“At the moment I can see eight Islamists with a bulldozer. They are busy destroying Timbuktu’s independence monument,” one witness told AFP.
“With the help of a tractor the Islamists are busy destroying the Timbuktu independence monument,” said another witness, speaking to AFP by telephone.
The extremists, who seized control of Mali’s vast north following a disastrous coup in March, began a campaign of destruction of Timbuktu’s cultural treasures in July that prompted an international outcry.
They had already removed the head of a horse alongside the monument, as well as destroying the tombs of ancient Muslim saints and the “sacred door” to a 15th-century mosque.

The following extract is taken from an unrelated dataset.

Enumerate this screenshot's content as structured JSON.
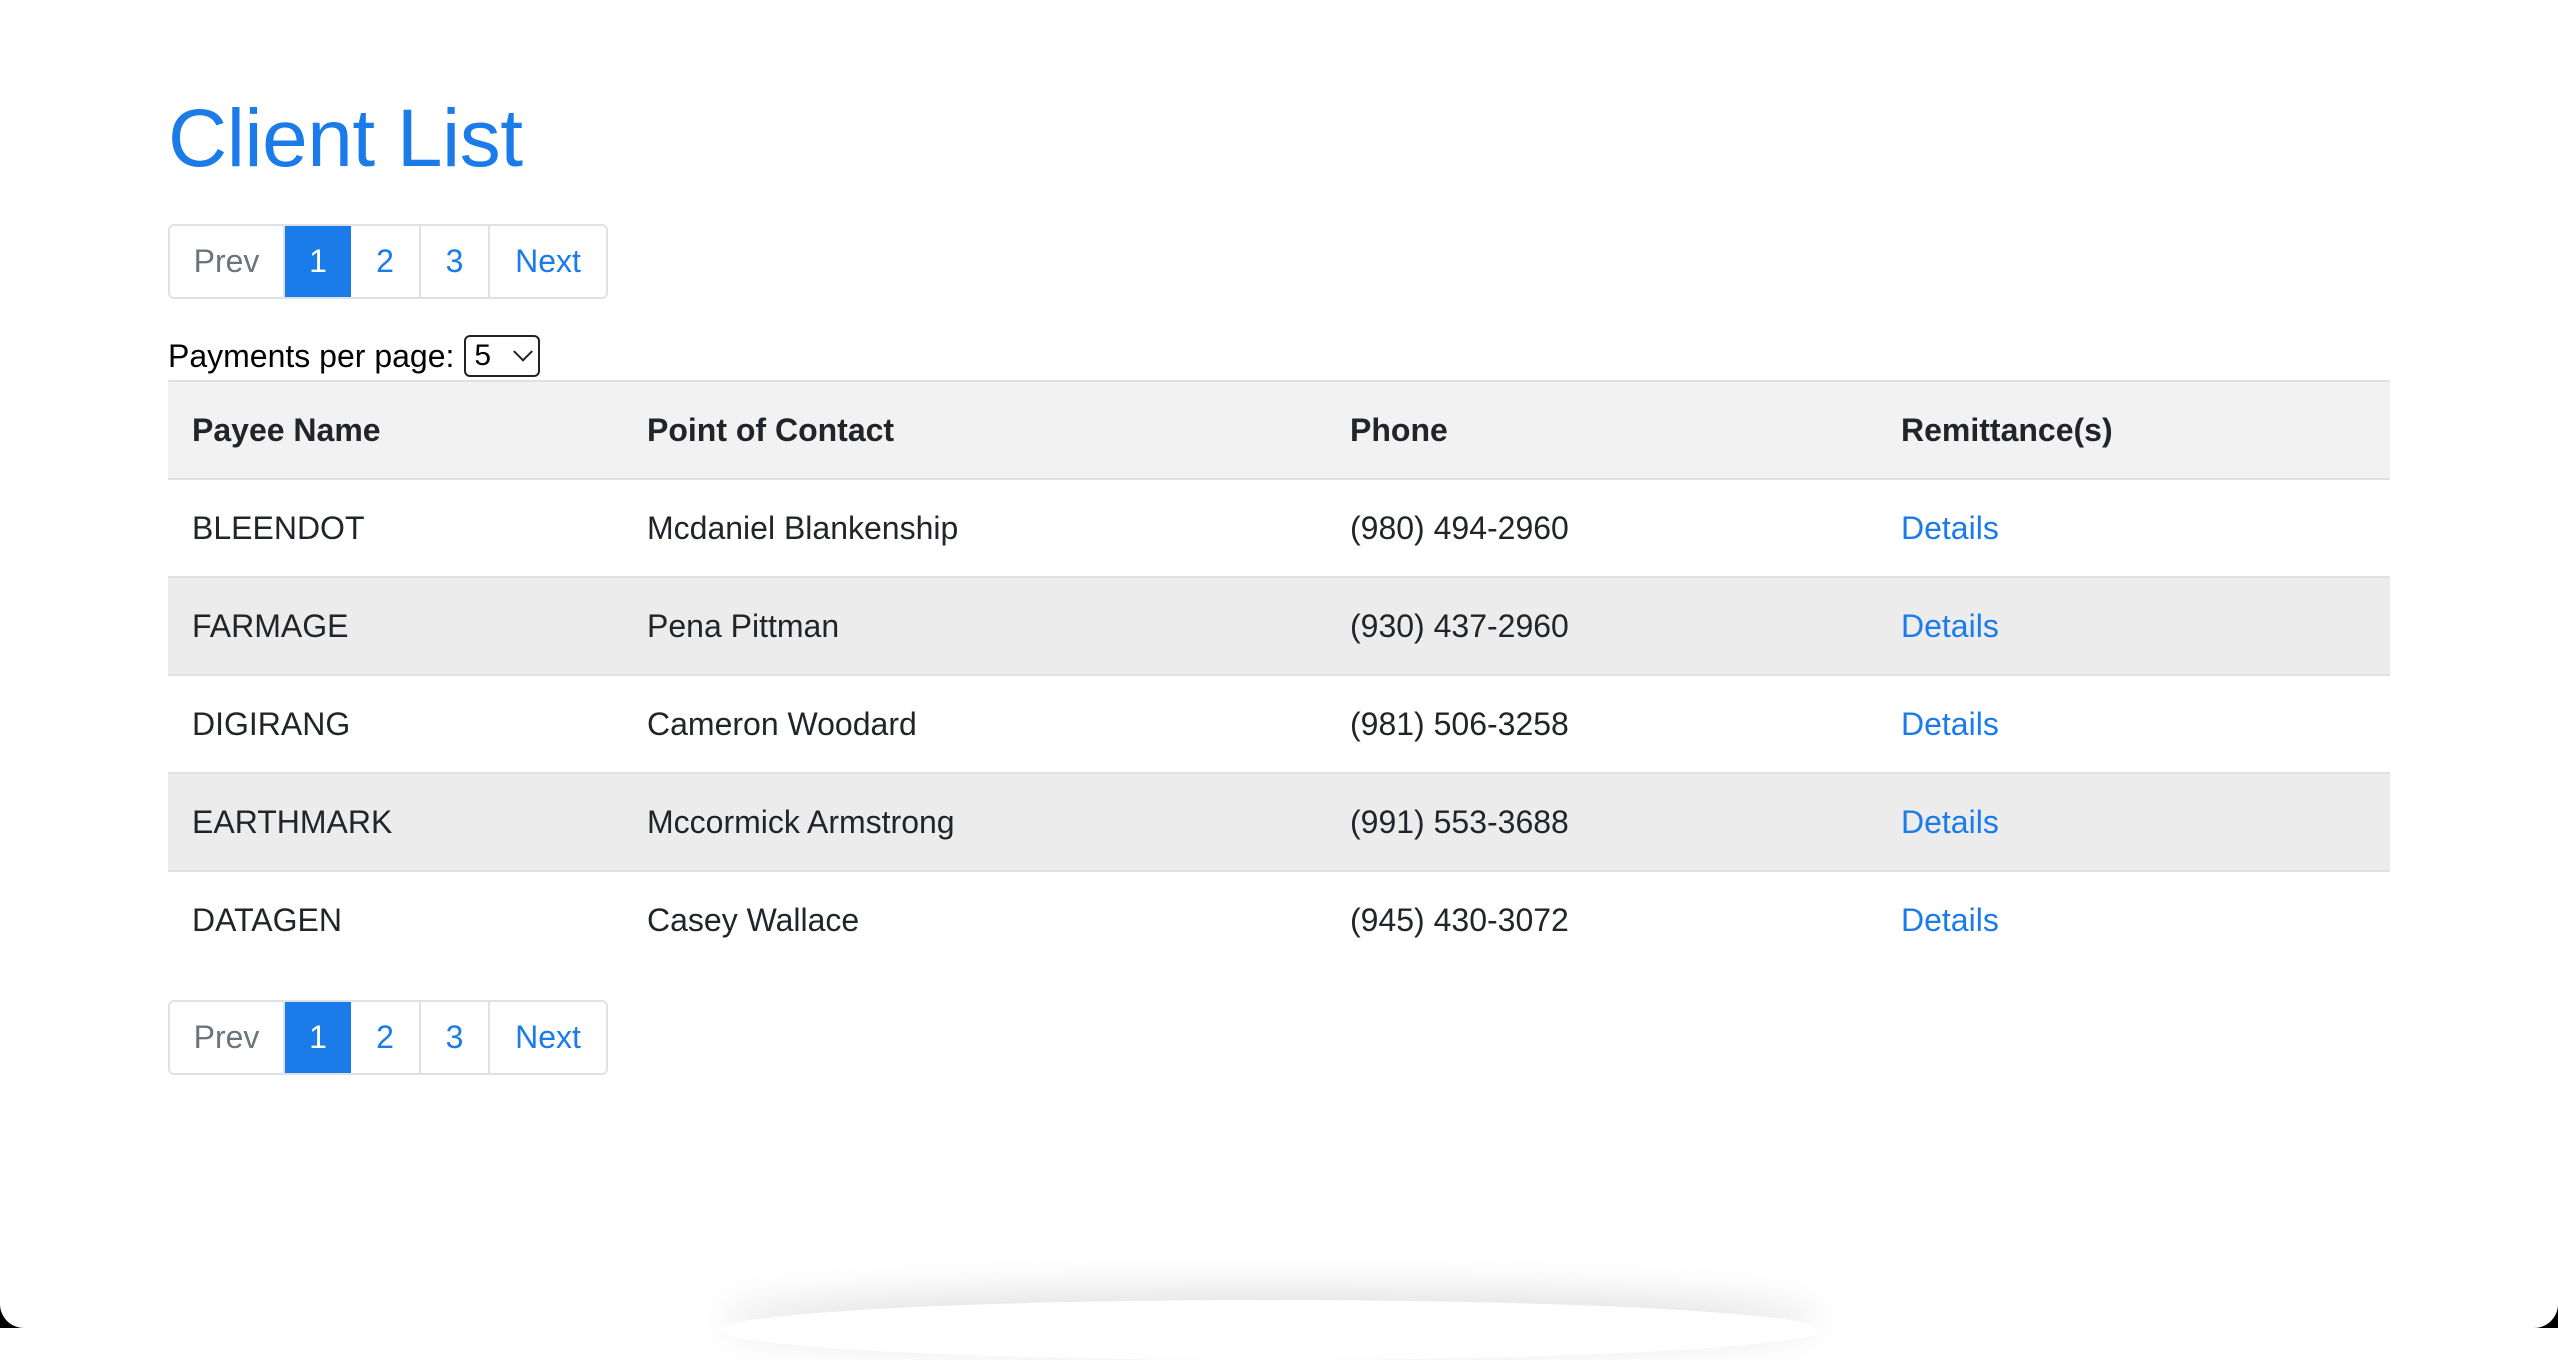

The radicals consider the tombs to be “idolatrous” and have also threatened to destroy the city’s three ancient mosques, one of which dates back to 1327.

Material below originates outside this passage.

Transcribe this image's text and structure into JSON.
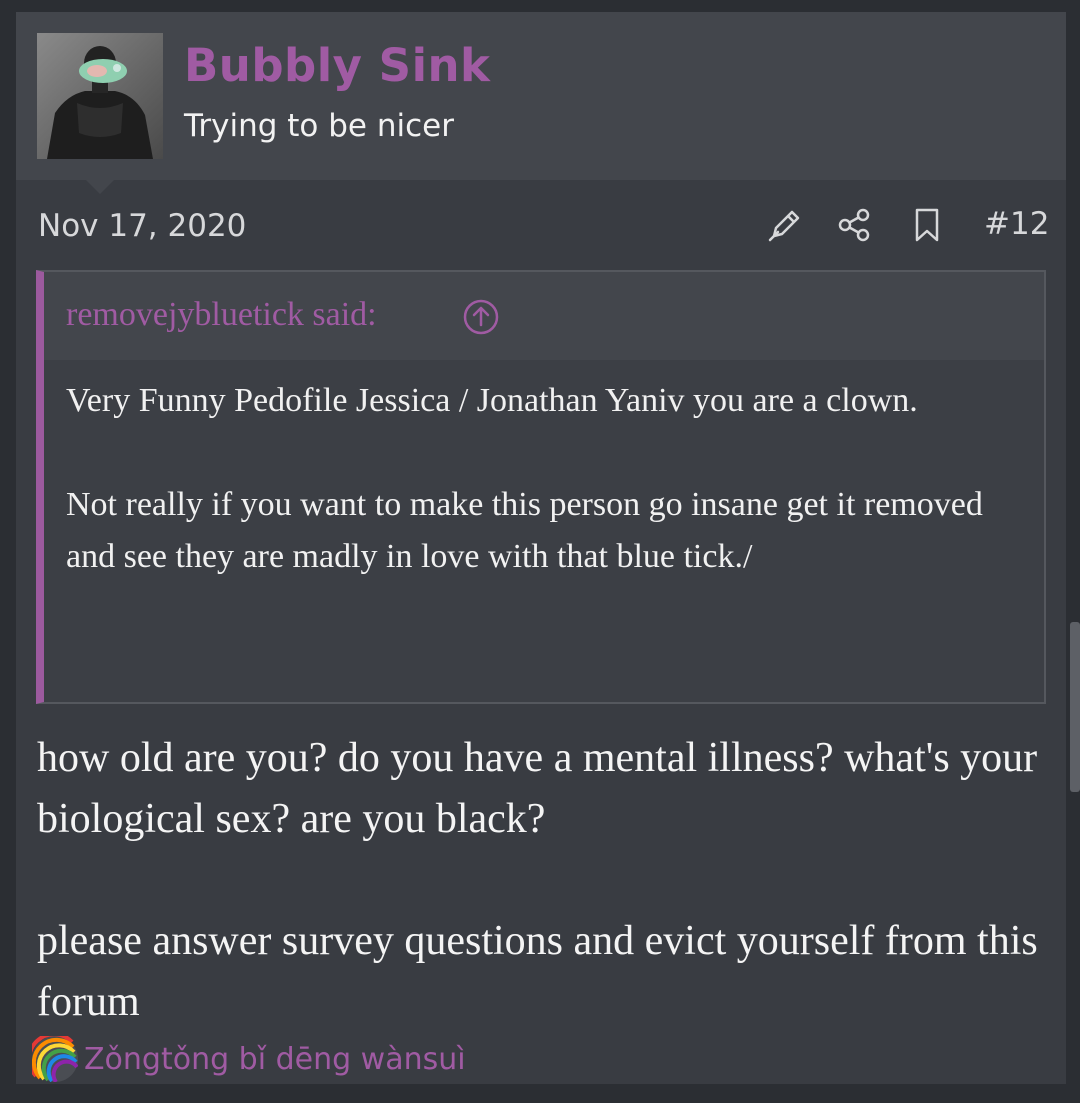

Once considered one of Africa’s most stable democracies, Mali has slid into chaos since the March 22 coup overthrew the government of President Amadou Toumani Toure.

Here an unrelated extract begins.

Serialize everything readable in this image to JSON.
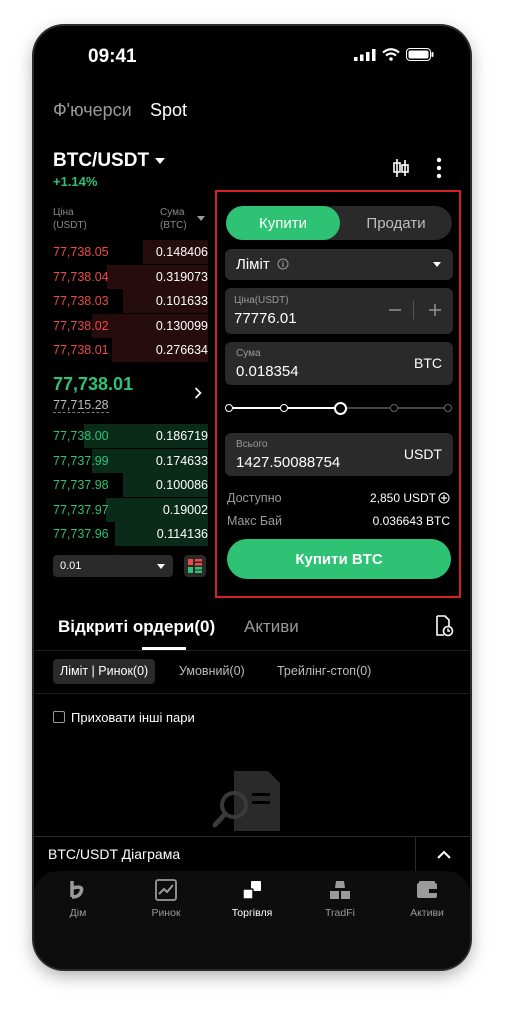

Tuareg rebels and a number of Islamist groups backed by Al-Qaeda in the Islamic Maghreb (AQIM) capitalized on the power vacuum in the south to seize an area larger than France.
But the Islamists then overran the Tuareg and have been imposing their strict version of sharia on areas under their control, arresting unveiled women, stoning an unmarried couple to death, publicly flogging smokers and amputating suspected thieves’ limbs, according to residents and rights groups.